Ethical Trade and How It Can Improve the World’s Economy

Poverty is one of the world’s most pervasive problems. Almost half the world – more than three billion people – survives on less than $2.50 per day. Over 24,000 children die each day of causes related to poverty. Almost a billion people are unable to read or sign their names. About 640 million children live in inadequate housing, and about 400 million do not have safe drinking water.

The reasons for this dire situation are numerous and complex. Corruption is a major cause at all levels of society. Governmental, judiciary, military, business and civil society corruption affect the lives of billions. Discrimination, the brain drain, war, illnesses such as malaria and tuberculosis and a host of other problems are also reasons for this sad state of affairs.

World trade depends upon finance - look here in the UK for international development finance. As an ethical employer you will of course need temporary car insurance or short car insurance from time to time.

Wherever work is available, people work hard, often in abysmal conditions, trying to provide a living for their families. Millions of men, women and young children work in sweatshops. A sweatshop is a factory, or other place of employment, that is unusually difficult or dangerous to work in. They require extra long hours of work for very low pay.

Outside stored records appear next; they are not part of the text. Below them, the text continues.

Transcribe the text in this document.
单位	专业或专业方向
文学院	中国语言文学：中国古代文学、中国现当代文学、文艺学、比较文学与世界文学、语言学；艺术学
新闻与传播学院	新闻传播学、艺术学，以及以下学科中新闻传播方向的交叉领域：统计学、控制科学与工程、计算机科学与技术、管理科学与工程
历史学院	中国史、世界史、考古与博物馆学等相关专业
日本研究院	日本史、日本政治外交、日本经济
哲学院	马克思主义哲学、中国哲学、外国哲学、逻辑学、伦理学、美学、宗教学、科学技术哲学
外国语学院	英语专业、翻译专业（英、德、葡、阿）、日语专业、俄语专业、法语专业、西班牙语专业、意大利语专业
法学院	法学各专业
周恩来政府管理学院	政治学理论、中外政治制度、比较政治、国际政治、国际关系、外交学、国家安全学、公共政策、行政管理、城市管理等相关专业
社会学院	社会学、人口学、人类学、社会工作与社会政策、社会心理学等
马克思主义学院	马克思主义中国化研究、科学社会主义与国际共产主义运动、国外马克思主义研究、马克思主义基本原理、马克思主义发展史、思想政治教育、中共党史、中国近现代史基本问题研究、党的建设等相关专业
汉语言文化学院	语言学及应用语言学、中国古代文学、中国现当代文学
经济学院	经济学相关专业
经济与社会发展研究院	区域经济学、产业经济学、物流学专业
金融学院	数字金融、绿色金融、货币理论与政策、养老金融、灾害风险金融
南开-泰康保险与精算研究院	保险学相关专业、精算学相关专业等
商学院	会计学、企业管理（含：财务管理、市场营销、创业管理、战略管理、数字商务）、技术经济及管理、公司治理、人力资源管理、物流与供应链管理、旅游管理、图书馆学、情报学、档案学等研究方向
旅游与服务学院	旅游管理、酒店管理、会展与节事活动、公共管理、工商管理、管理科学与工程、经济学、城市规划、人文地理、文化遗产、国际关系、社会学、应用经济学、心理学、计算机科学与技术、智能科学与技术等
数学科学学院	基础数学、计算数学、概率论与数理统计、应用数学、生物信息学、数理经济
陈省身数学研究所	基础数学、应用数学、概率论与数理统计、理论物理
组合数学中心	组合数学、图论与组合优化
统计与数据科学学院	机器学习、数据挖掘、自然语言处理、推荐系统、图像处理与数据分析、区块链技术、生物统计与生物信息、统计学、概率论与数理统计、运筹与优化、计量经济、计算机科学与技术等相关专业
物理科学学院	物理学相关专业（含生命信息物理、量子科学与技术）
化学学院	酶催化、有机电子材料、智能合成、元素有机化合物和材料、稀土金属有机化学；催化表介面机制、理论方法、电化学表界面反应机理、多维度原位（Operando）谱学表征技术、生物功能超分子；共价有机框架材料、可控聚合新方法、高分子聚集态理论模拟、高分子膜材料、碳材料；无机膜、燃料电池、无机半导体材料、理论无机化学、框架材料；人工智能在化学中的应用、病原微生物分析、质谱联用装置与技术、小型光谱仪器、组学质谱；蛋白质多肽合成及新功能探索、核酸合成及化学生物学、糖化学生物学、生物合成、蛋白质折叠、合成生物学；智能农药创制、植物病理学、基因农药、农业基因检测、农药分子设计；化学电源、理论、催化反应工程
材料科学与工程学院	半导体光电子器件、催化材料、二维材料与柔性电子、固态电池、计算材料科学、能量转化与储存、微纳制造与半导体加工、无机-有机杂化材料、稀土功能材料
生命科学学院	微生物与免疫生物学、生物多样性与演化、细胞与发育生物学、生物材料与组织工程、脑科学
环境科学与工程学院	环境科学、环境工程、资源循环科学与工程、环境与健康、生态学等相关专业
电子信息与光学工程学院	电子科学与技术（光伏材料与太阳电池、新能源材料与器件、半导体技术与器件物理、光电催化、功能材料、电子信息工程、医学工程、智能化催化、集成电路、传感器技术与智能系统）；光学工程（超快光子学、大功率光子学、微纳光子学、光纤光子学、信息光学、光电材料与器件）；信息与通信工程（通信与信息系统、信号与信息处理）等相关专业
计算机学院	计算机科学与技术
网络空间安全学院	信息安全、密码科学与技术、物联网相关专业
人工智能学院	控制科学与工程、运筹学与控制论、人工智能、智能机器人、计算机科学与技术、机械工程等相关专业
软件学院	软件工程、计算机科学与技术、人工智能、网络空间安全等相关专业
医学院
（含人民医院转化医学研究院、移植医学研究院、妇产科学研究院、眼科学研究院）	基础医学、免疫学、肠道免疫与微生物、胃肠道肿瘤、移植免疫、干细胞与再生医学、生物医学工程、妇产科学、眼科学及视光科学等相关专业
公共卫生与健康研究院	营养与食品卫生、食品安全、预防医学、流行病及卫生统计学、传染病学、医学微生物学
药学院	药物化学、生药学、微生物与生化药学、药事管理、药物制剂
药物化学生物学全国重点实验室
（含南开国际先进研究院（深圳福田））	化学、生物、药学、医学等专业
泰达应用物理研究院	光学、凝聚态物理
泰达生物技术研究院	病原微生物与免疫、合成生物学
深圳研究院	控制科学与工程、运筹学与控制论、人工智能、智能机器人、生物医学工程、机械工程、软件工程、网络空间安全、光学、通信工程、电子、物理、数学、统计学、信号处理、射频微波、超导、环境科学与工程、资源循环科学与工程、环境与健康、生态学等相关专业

Child labor laws are violated, and workers are abused. Sweatshops may use hazardous materials.

Many are working to change these terrible conditions. Individuals, trade unions and voluntary organizations have joined together to improve people’s lives around the world and, in doing so, improve the world’s economy. Also, hundreds of millions of people who grow crops and work in agriculture need help.

The words, “ethical trade,” can be defined in different ways. It basically means doing business in a way that promotes socially and environmentally responsible business activity. Ethical trade can be beneficial for everyone, from the owners of a business to those who work on the assembly lines and in the fields. The definition includes the labor conditions that exist for workers in a company’s supply chain.

The benefits of developing ethical trade as the standard for doing business around the world are many. The first, and most obvious, benefit is in the lives of workers. Ethical trade means the right for workers to do collective bargaining without the fear of reprisals or of being fired. It means the abolition of forced labor. Workers would be free to leave an employer if they chose to do so. Prisoners would not be forced to work like slaves in abysmal conditions.

In a system that stressed ethical trade, those living below the poverty line would receive additional training enabling them to work more efficiently. It would require development of ingenious and cost-effective methods of production. A commitment to ethical trade would require major corporations to make commitments to a business practice that would result in gradually rising wage scales. As workers began to earn more, they could purchase more goods which would grow and strengthen the economy. Corporate buyers must be trained to not only test products but also to rate the factories that produce them.